That's a good question. You'd have to provide more structure than a
simple "graph", since a graph has no orientation. Obviously you've got
a root and at least one current position... But how do branches
happen, and how do mergers happen?
Since hackerfoo just joined the group, we may be soon receiving an
answer! I look forward to it.

-Wm

That's a clever approach. Although I liked it at first glance, I think
it's not quite complete. We know concatenative languages that use an
accumulator and ones that use a stack; we also know ones that use
multiples of each (for example, ANS Forth can have a separate floating
point stack, and Machine Forth uses a memory fetch register; note that
the return stack in Forth does NOT count, since accessing that makes
the program NOT concatenative).
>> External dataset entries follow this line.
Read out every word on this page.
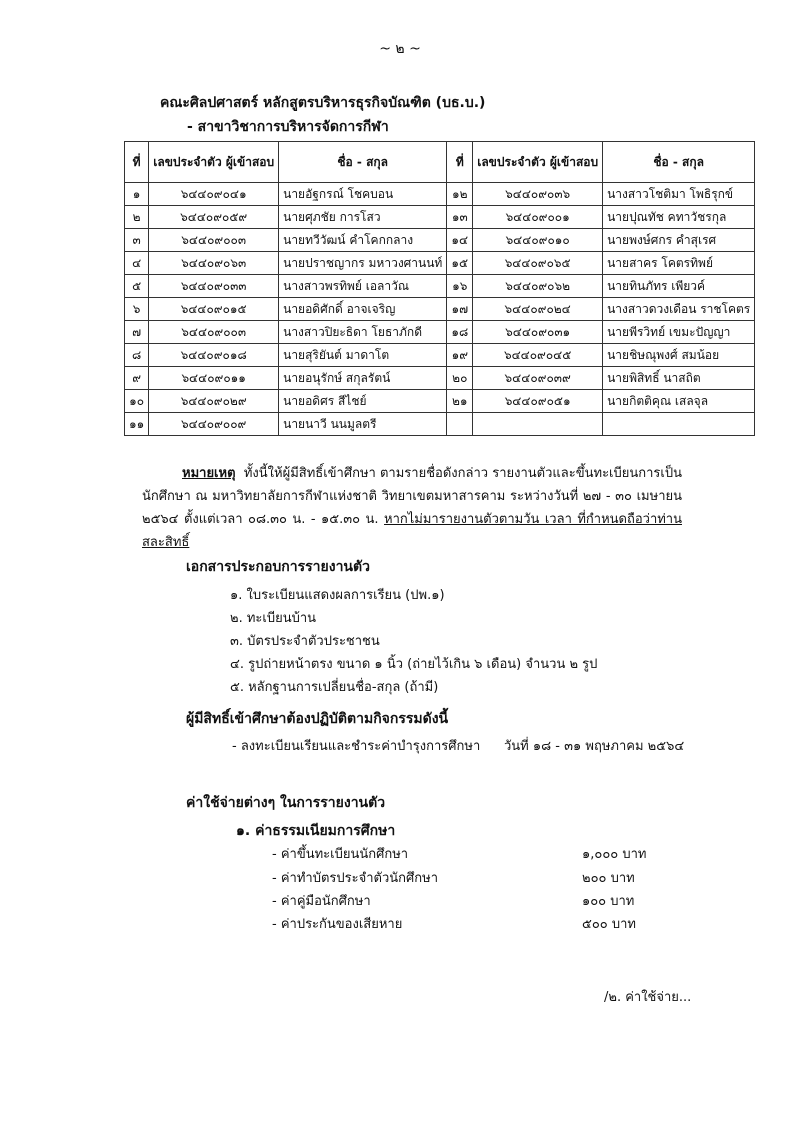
~ ๒ ~
คณะศิลปศาสตร์ หลักสูตรบริหารธุรกิจบัณฑิต (บธ.บ.)
- สาขาวิชาการบริหารจัดการกีฬา
ที่	เลขประจำตัว ผู้เข้าสอบ	ชื่อ - สกุล	ที่	เลขประจำตัว ผู้เข้าสอบ	ชื่อ - สกุล
๑	๖๔๔๐๙๐๔๑	นายอัฐกรณ์ โชคบอน	๑๒	๖๔๔๐๙๐๓๖	นางสาวโชติมา โพธิรุกข์
๒	๖๔๔๐๙๐๕๙	นายศุภชัย การโสว	๑๓	๖๔๔๐๙๐๐๑	นายปุณทัช คทาวัชรกุล
๓	๖๔๔๐๙๐๐๓	นายทวีวัฒน์ คำโคกกลาง	๑๔	๖๔๔๐๙๐๑๐	นายพงษ์ศกร คำสุเรศ
๔	๖๔๔๐๙๐๖๓	นายปราชญากร มหาวงศานนท์	๑๕	๖๔๔๐๙๐๖๕	นายสาคร โคตรทิพย์
๕	๖๔๔๐๙๐๓๓	นางสาวพรทิพย์ เอลาวัณ	๑๖	๖๔๔๐๙๐๖๒	นายทินภัทร เพียวค์
๖	๖๔๔๐๙๐๑๕	นายอดิศักดิ์ อาจเจริญ	๑๗	๖๔๔๐๙๐๒๔	นางสาวดวงเดือน ราชโคตร
๗	๖๔๔๐๙๐๐๓	นางสาวปิยะธิดา โยธาภักดี	๑๘	๖๔๔๐๙๐๓๑	นายพีรวิทย์ เขมะปัญญา
๘	๖๔๔๐๙๐๑๘	นายสุริยันต์ มาดาโต	๑๙	๖๔๔๐๙๐๔๕	นายชิษณุพงศ์ สมน้อย
๙	๖๔๔๐๙๐๑๑	นายอนุรักษ์ สกุลรัตน์	๒๐	๖๔๔๐๙๐๓๙	นายพิสิทธิ์ นาสถิต
๑๐	๖๔๔๐๙๐๒๙	นายอดิศร สีไชย์	๒๑	๖๔๔๐๙๐๕๑	นายกิตติคุณ เสลจุล
๑๑	๖๔๔๐๙๐๐๙	นายนาวี นนมูลตรี			
หมายเหตุ ทั้งนี้ให้ผู้มีสิทธิ์เข้าศึกษา ตามรายชื่อดังกล่าว รายงานตัวและขึ้นทะเบียนการเป็นนักศึกษา ณ มหาวิทยาลัยการกีฬาแห่งชาติ วิทยาเขตมหาสารคาม ระหว่างวันที่ ๒๗ - ๓๐ เมษายน ๒๕๖๔ ตั้งแต่เวลา ๐๘.๓๐ น. - ๑๕.๓๐ น. หากไม่มารายงานตัวตามวัน เวลา ที่กำหนดถือว่าท่านสละสิทธิ์
เอกสารประกอบการรายงานตัว
๑. ใบระเบียนแสดงผลการเรียน (ปพ.๑)
๒. ทะเบียนบ้าน
๓. บัตรประจำตัวประชาชน
๔. รูปถ่ายหน้าตรง ขนาด ๑ นิ้ว (ถ่ายไว้เกิน ๖ เดือน) จำนวน ๒ รูป
๕. หลักฐานการเปลี่ยนชื่อ-สกุล (ถ้ามี)
ผู้มีสิทธิ์เข้าศึกษาต้องปฏิบัติตามกิจกรรมดังนี้
- ลงทะเบียนเรียนและชำระค่าบำรุงการศึกษา วันที่ ๑๘ - ๓๑ พฤษภาคม ๒๕๖๔
ค่าใช้จ่ายต่างๆ ในการรายงานตัว
๑. ค่าธรรมเนียมการศึกษา
- ค่าขึ้นทะเบียนนักศึกษา	๑,๐๐๐ บาท
- ค่าทำบัตรประจำตัวนักศึกษา	๒๐๐ บาท
- ค่าคู่มือนักศึกษา	๑๐๐ บาท
- ค่าประกันของเสียหาย	๕๐๐ บาท
/๒. ค่าใช้จ่าย...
The problem is that the choice between
stack and accumulator changes the language in a profound way. So if it
were possible to arrange a queue in some way instead of a stack, what
would the resulting language look like? We have no semantics for such
a language (yet).

I'm also thinking about the statement that there should be only one
unambiguous "top" element. This is essentially right, of course;
accepting that when there are two top elements they can be
disambiguated by the word that's needing the data (as with ANS Forth's
floating point vocabulary, whose words may pull from a distinct
stack). There are more details, of course, since some words accept
more than one parameter, so at the time the word is called the
structure must provide ALL of its elements to it unambiguously (so not
just the top item).

A stack meets that requirement by imposing a total ordering of all of
its contents at all times. I think it's fair to say that an
accumulator does as well (consider a language over matrices or quantum
mechanical operators instead of over the integers). If the only
possible data structure must impose a total ordering, then a stack is
the only possibility. BUT... does peg impose a total ordering? Doesn't
the nondeterminism hint that there's something other than a total
ordering?

Actually, because a peg program must be parsed backward, it occurs to
me to take a lesson from Stevan Apter, and make the language's parse
structure explicit. In order to be parsed backward, it would make
sense to describe the start of a parse as pushing the REVERSE of the
initial program onto a stack (which plays the same role as Forth's
return stack and xy's dequeue.

I'd better send this -- otherwise I'll never finish writing it.
Undeniably peg is stack-based, but there's a lot more going on in
terms of data structures and algorithms than just the usual return
stack-data stack pair, and I think the additional stuff is
interesting.
Oh, so I actually completely misunderstood. "False assert" doesn't
halt the PROGRAM; rather, it halts the PARSE; it actually sends the
program into a "never terminates" state. That makes perfect sense; and
seems quite clever.
Then let's just note that performing IO renders undefined results in
the presence of nonterminating programs. Good ol' "undefined results".
That seems like a nice rule.
You MIGHT mean composition rather than concatenation. Is that the case?

If so, you've discovered a new subvariant of a "concatenative
language". The usual rule is "the syntax of concatenation implies the
semantics of composition", but for your language the rule is "the
syntax of concatenation implies the semantics of composition of all
Cartesian products".

I like it.

Now, Enchilada did something similar, but IIRC it didn't do it with
mere concatenation (van Dalen?); I don't know enough about Ripple to
say anything, but it either did this or allowed some explicit
operations to cause it (fortytwo, are you listening?).

Either way, I just learned something new.

-Wm